Selain daripada itu, menghargai keberagaman serta perbedaan pendapat mengenai sesuatu (dalam kasus sejarah 1965 adalah idiologi politik) dengan tidak menyatakan bahwa perbedaan itu adalah “dosa” yang harus dihapuskan, akan membuat kita lebih menghargai sesama. Mengadakan dialog nasional juga merupakan salah satu upaya untuk menyatukan perbedaan-perbedaan pendapat yang terjadi. Tetapi, jika tidak terdapat titik temu dari perbedaan tersebut, rakyatlah yang memegang keputusan tertinggi sebagai wujud dari eksistensi demokrasi Indonesia dan bukan perwujudan “keabsolutan monarki” seperti yang dilakukan pemerintah orde baru. Kita sebagai generasi yang menjunjung tinggi nilai-nilai demokrasi harus berani menegakan dan mengembalikan hak-hak politik, hak-hak publik dan hak sebagai warga negara saudara-saudara kita yang terdiskriminasi karena permainan politik tempo dulu dengan cara menyuarakan aspirasi mereka
Hal sederhana lain yang dapat dilakukan adalah berhenti bersikap saling menyalahkan. Kita semua tahu siapa sebenarnya orang yang berada dibalik layar peristiwa besar penyebab penderitaan bangsa ini, akan tetapi tidak ada gunanya jika kita hanya mengingat kesalahan seseorang tanpa melakukan sesuatu untuk memperbaiki keadaan. Bangsa Indonesia saat ini hanya terpaku kepada “siapa dalang” dari peristiwa yang terjadi dan kurang menghayati fungsi sejarah itu sendiri. Sejarah adalah sebuah peristiwa yang dijadikan sebagai “pelajaran” agar sesuatu yang buruk yang terjadi pada masa itu, tidak terulang lagi di masa mendatang. Maka dari itu, pola pikir yang cenderung ingin menyalahkan adalah hal utama yang harus dirubah.

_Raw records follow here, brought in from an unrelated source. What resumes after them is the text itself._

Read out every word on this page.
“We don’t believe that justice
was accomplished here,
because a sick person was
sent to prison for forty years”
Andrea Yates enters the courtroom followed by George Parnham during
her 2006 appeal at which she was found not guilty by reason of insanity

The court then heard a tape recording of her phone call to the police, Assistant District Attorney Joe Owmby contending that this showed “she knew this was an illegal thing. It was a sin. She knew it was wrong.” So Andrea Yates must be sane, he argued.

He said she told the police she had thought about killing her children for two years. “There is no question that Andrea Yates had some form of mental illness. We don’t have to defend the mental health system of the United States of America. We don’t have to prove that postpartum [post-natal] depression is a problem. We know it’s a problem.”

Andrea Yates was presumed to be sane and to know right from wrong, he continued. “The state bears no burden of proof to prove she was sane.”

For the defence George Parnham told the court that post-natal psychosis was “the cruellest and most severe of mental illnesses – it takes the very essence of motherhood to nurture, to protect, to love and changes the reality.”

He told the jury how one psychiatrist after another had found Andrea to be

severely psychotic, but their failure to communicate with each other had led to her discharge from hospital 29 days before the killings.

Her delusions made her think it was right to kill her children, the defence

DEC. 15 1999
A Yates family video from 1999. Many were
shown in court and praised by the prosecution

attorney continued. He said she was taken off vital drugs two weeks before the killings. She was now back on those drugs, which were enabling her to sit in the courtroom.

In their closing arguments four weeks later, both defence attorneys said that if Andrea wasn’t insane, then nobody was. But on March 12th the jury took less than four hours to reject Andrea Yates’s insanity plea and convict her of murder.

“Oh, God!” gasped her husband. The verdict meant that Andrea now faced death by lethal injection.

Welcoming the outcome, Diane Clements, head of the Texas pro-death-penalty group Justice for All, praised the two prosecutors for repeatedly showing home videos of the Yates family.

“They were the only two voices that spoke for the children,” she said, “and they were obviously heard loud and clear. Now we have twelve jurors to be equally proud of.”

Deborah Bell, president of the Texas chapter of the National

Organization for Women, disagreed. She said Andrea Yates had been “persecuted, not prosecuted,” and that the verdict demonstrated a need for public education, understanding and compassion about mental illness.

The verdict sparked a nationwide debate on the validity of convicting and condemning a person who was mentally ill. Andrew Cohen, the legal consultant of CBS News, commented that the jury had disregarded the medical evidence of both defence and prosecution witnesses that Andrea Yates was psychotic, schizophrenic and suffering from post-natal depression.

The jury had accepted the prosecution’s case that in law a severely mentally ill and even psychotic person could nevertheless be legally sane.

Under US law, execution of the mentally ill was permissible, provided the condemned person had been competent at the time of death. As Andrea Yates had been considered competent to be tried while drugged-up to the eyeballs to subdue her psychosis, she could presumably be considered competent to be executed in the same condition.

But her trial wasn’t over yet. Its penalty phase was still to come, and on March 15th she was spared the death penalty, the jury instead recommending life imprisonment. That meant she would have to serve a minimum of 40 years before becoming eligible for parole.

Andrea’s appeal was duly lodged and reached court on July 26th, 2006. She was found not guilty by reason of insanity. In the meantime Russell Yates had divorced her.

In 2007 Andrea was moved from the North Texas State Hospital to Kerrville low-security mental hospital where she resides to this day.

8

Meninggalkan cara dan paradigma berpikir masa lalu. Stagnasi upaya penegakan HAM terjadi karena pemerintah, aparat hukum khususnya militer, masih sangat konservatif dan cenderung menggunakan cara dan paradigma berpikir masa lalu. Pemerintah masih beranggapan bahwa upaya penegakkan HAM adalah upaya mengingat kembali “luka sejarah” dan kemudian hanya menutupinya dan tidak melalukan upaya perbaikan.
Penegakan HAM seharusnya bukanlah sesuatu yang mustahil untuk dilakukan. Mengingat bahwa kita sebagai generasi bangsa berikutnya yang akan memimpin arah bangsa adalah orang-orang yang tidak memiliki keterlibatan dan beban historis secara langsung, dan lebih senstif terhadap masalah penegakan HAM karena banyak mendapat pelajaran dari kegagalan generasi pada masa orde baru. Tetapi sisa-sisa pemikiran dan pola pikir orde baru menjadi faktor penghalang utama dalam terciptanya rekonsiliasi. Untuk itu tugas utama kita adalah meluruskan sejarah agar pola pikir bangsa yang sudah terlanjur “dicekoki” orde baru yang menganggap bahwa PKI dan ideologi komunisnya adalah sesuatu yang negatif, tidak berujung kepada diskriminasi. Kesimpulannya perspektif baru mengenai peristiwa 1965 diperlukan sebagai upaya awal penegakan HAM di Indonesia.